Na sobrevivência e resistência a essa política, mães e familiares de jovens assassinados vivem seu luto em luta e, a partir da morte de seus entes, apoiados por uma potente rede de ativistas, militantes e organizações, demandam memória, verdade e justiça por seus mortos. Na luta por direitos e por garantias de direitos humanos e civis, isto é, o reconhecimento desses mortos e sobreviventes como sujeitos com humanidade, dignidade e cidadania, as políticas de segurança pública e de drogas se tornam objeto de contestação por causa da constatação de sua eficácia enquanto política de promoção de morte e de produção de presos e mortos.

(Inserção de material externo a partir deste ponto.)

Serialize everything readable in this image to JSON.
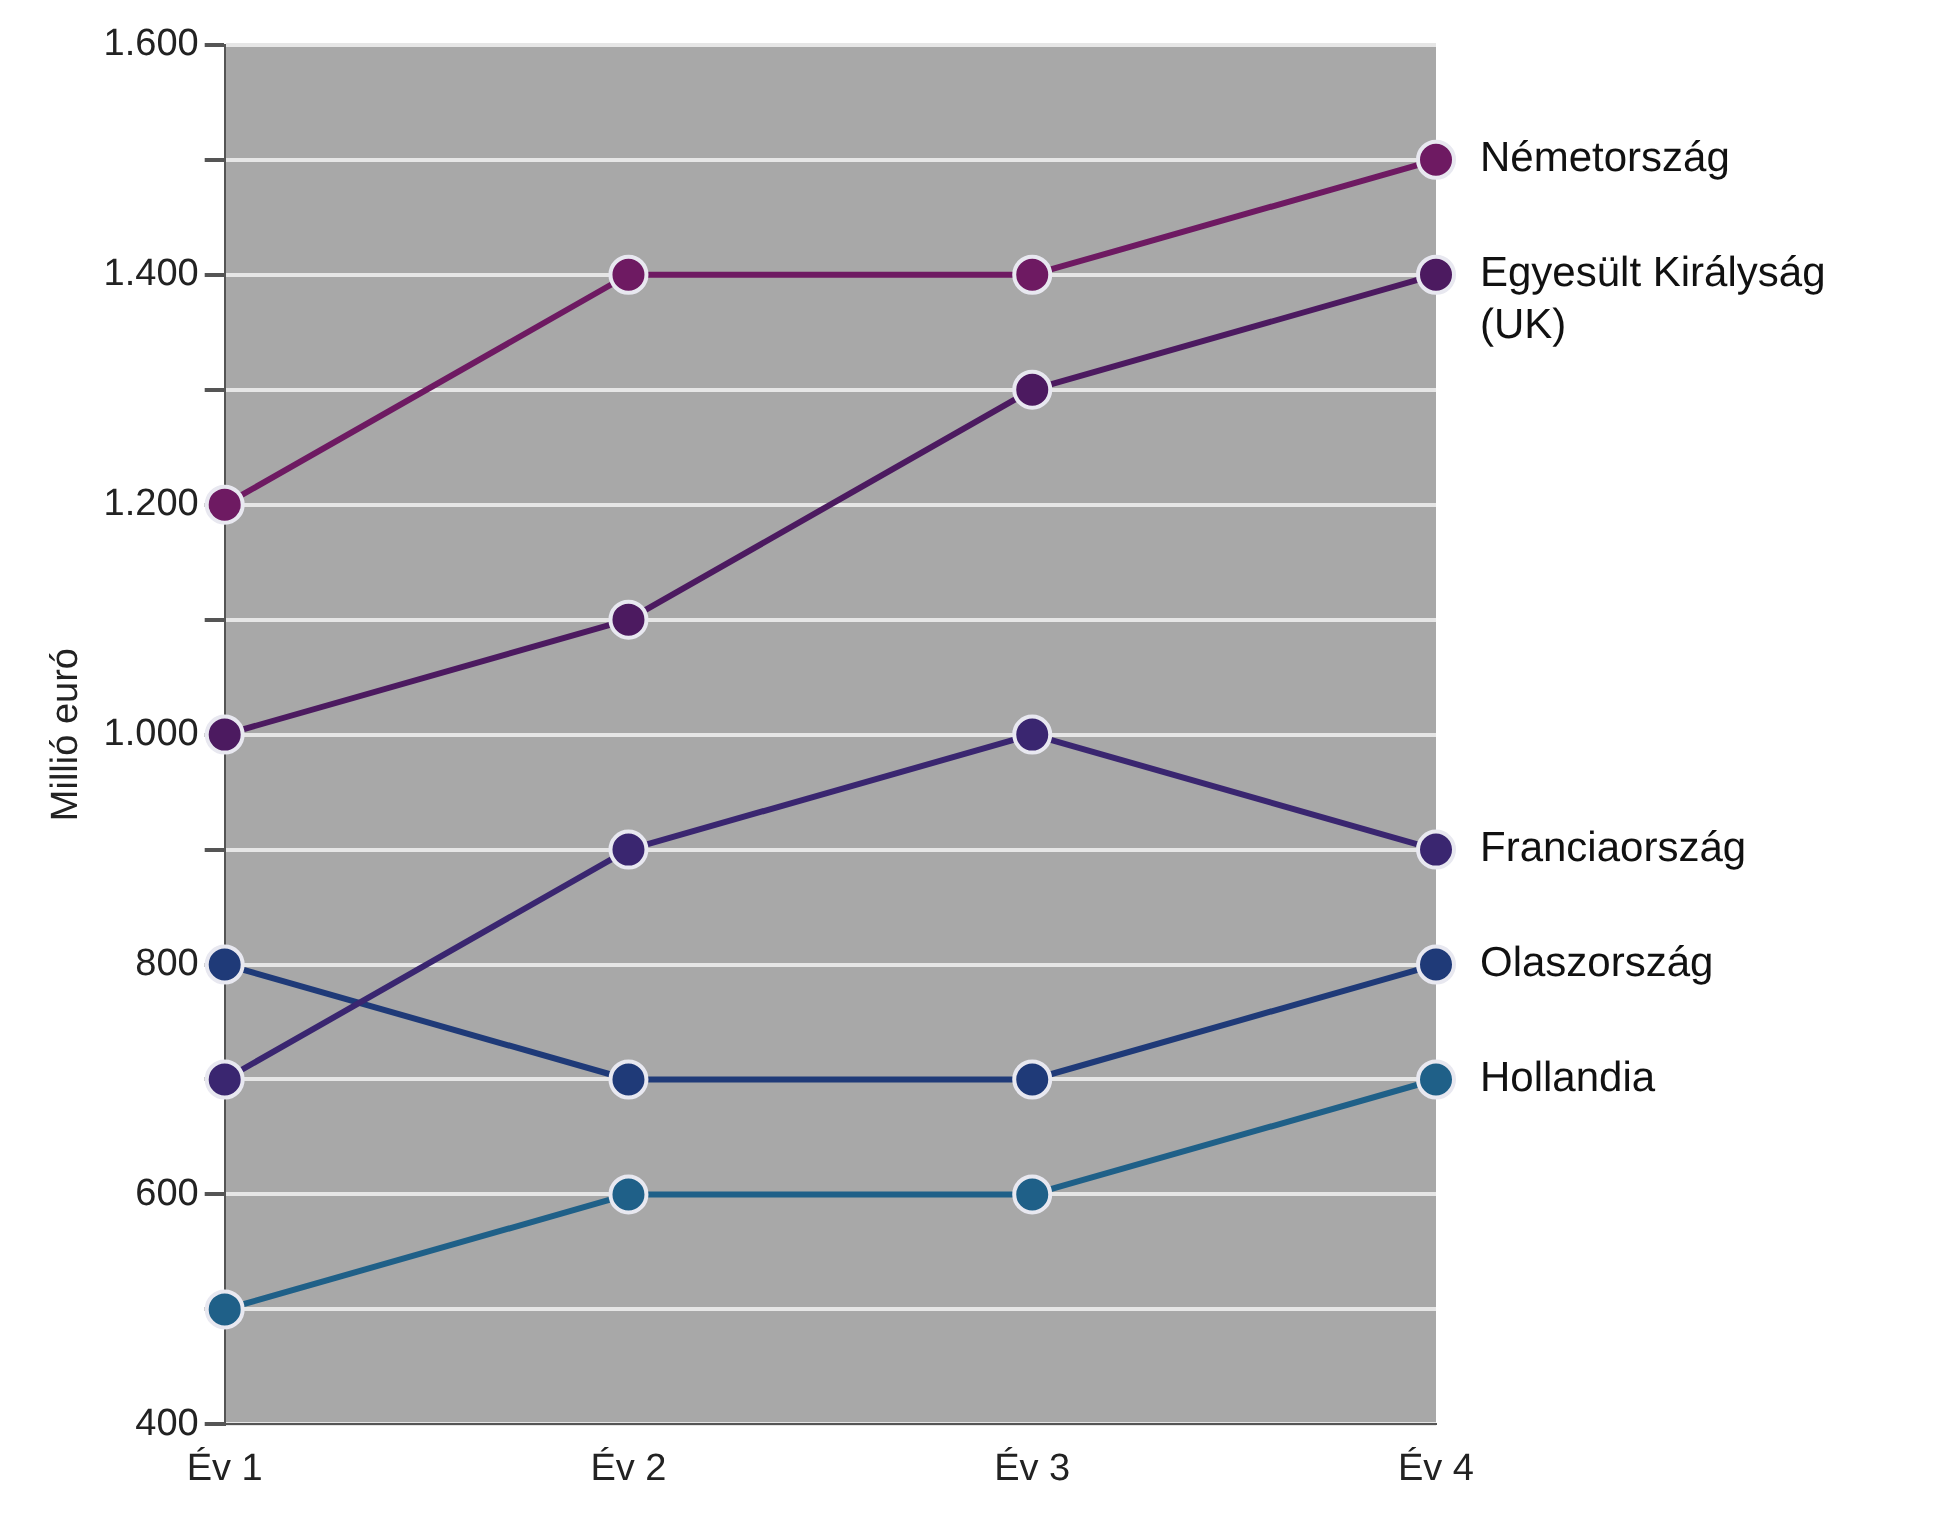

Desse modo, para concluir, evoco outras questões a serem articuladas e analisadas com base na relação entre políticas de vida e morte que geram e gestam desigualdades na sociedade, considerando o marco de que as drogas são argumento suficiente para repressão e punição de certos segmentos sociais. Como lidar com o “problema das drogas” levando em conta seus usos, consumos e circulação social e culturalmente diversos? Como outra política de drogas pode ser usada para a promoção da vida por meio de estratégias e ferramentas de redução de danos, cuidado e responsabilização? E de que maneira uma alternativa ao proibicionismo pode servir para a efetivação da demandada e necessária reparação histórica daqueles cuja vida, corpo e território são criminalizados, precarizados e vulnerabilizados? Essas são apenas algumas questões que aqui proponho e que, longe de serem respostas que apontem para caminhos já prontos, soam como reflexões, e não como soluções, diante dessa complexa situação. Pelo estranhamento de um Estado que, por vezes e cada vez mais, transparece agir contra a sociedade, estruturando relações de poder e controle sobre a morte que limitam e interrompem as potências da existências, como podemos disputar para construir relações que venham a reconfigurar e potencializar as formas diversas de vida?
*Flavia Medeiros é antropóloga, pesquisadora PNPD-Capes do Programa de Pós-Graduação em Antropologia da UFF e do INCT-InEAC, e autora de Matar o morto: uma etnografia do Instituto Médico-Legal do Rio de Janeiro (EdUFF, 2016) e de Linhas de investigação: uma etnografia das técnicas e moralidades numa divisão de homicídios da Região Metropolitana do Rio de Janeiro (Autografia, 2018).